I think you said that the mean P/B of Berkshire in the last decade (or roughly similar time period) was 1.35. If you add 12% to it, we get a P/B of 1.51.
Of course, one is welcome to plug in their own assumptions regarding the likely interest rates going forward, cash position of Berkshire, etc.
No. of Recommendations: 20
Jim, is it possible that Berkshire's valuation in the next decade will be higher than that in the last decade because of differences in earnings attributed to the cash level (assuming that interest rates in the next decade are higher than in the last decade)?
For instance, at an interest rate of 5%, $130 billion earns $6.5 billion, which is not an insignificant amount. In the last decade, the cash position was not yielding anything close to this amount.
In terms of valuation levels, sure, anything is possible. It might be higher. It might also be lower.
For that matter, I have no particular explanation for why valuation levels seem to have made a one-time permanent step downwards around late 2017.
The rate of growth of value (beyond inflation) remains pretty much a straight line since 1998, so it's not that.
Interest rates were pretty darned low before that, and pretty darned low after that.
And the long term index puts have expired : )
(at a substantial net final underwriting profit plus float benefit, it should be noted)
As for the interest income at Berkshire, I'm not as optimistic as some others.
Sure, we are now earning interest. Yay!
But the return on short term fixed income after taxes and inflation is actually lower, not higher, than it was before inflation and interest rates took off.
Depending somewhat on your outlook for inflation.
The recent upturn in interest rates and inflation makes things worse, not better, for Berkshire.
Keep your eye on real interest rates, with a duration in the range that Berkshire is holding. No great joy visible.
In fact, I think this is a small part of the reason that Mr Buffett has allocated a huge tranche of cash to (say) the sogo shosha and OXY. The pain of holding cash is a bit higher than it was.
Patience waiting for an elephant is a great virtue, but the amount of patience that makes sense is inversely proportional to the real after-tax cost of waiting.
But even then...taxes actually matter.
Recall that taxes are assessed on nominal returns, not real returns. 6% interest with 4% inflation is a much lower net real return than 2% interest and 0% inflation, even though they are both notionally real interest rates of 2%.

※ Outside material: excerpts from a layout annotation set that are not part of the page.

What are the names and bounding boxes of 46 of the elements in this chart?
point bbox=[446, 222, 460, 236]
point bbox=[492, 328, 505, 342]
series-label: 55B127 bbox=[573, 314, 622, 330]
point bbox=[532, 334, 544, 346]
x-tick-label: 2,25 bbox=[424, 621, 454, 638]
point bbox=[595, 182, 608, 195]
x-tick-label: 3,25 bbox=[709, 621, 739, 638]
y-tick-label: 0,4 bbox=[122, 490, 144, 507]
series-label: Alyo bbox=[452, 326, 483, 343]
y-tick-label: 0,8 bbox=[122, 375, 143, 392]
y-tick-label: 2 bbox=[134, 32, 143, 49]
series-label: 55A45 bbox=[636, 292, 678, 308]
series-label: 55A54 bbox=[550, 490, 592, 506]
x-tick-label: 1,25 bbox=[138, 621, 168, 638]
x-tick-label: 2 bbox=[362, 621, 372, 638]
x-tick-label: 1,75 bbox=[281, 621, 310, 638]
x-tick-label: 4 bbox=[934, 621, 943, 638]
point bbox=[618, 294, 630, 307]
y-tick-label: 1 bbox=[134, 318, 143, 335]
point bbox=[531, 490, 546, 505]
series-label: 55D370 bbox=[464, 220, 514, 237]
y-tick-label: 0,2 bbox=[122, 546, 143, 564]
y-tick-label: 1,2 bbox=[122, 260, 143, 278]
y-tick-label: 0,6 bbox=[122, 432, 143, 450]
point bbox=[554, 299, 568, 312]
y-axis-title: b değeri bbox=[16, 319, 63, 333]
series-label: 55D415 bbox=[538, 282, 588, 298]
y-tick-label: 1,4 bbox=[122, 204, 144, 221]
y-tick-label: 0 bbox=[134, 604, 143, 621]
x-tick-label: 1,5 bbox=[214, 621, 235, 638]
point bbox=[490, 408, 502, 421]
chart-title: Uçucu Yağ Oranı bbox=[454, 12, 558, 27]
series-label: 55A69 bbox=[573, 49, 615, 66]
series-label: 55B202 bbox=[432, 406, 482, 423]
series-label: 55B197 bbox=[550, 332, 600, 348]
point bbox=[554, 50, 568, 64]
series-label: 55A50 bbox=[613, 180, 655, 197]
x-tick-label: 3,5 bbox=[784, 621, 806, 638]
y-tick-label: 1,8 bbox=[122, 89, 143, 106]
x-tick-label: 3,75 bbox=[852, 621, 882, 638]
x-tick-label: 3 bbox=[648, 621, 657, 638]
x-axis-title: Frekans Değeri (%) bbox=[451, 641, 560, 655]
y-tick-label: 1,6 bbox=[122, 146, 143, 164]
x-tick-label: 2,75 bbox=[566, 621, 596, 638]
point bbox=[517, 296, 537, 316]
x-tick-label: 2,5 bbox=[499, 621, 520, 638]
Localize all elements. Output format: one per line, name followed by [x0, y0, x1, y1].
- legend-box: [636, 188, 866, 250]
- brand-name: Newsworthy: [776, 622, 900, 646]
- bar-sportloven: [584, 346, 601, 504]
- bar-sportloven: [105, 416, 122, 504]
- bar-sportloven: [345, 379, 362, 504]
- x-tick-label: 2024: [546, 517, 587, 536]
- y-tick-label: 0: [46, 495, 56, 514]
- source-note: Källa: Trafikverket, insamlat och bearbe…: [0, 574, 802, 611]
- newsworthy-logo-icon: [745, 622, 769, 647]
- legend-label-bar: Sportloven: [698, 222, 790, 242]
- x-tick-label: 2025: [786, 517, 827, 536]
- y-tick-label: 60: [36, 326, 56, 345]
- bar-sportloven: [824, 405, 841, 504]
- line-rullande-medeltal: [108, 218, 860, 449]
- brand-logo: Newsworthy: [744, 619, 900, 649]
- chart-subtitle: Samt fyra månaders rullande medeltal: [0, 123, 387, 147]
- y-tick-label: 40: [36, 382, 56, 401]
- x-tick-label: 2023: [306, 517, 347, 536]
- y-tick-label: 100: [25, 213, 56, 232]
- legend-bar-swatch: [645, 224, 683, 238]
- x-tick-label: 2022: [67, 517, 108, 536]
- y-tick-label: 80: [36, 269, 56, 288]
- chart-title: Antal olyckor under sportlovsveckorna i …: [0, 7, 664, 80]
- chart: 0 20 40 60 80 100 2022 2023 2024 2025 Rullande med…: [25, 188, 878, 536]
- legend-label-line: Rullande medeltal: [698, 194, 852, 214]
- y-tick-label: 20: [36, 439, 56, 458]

The 21% "normal" US corporate tax on the first one is 1.26%, and on the second one 0.42%, so the real after-tax return on the second one is 0.84%/year higher.
Jim
No. of Recommendations: 0
Re lower valuation multiples trending, I think given timing from 2017 it may have something to do with the succession discussion and losing the "dream team" (they can't really be replaced) indeed you could have expected a rerating to higher multiples on the back of the Apple investment, success of it and change of attitude towards technology companies.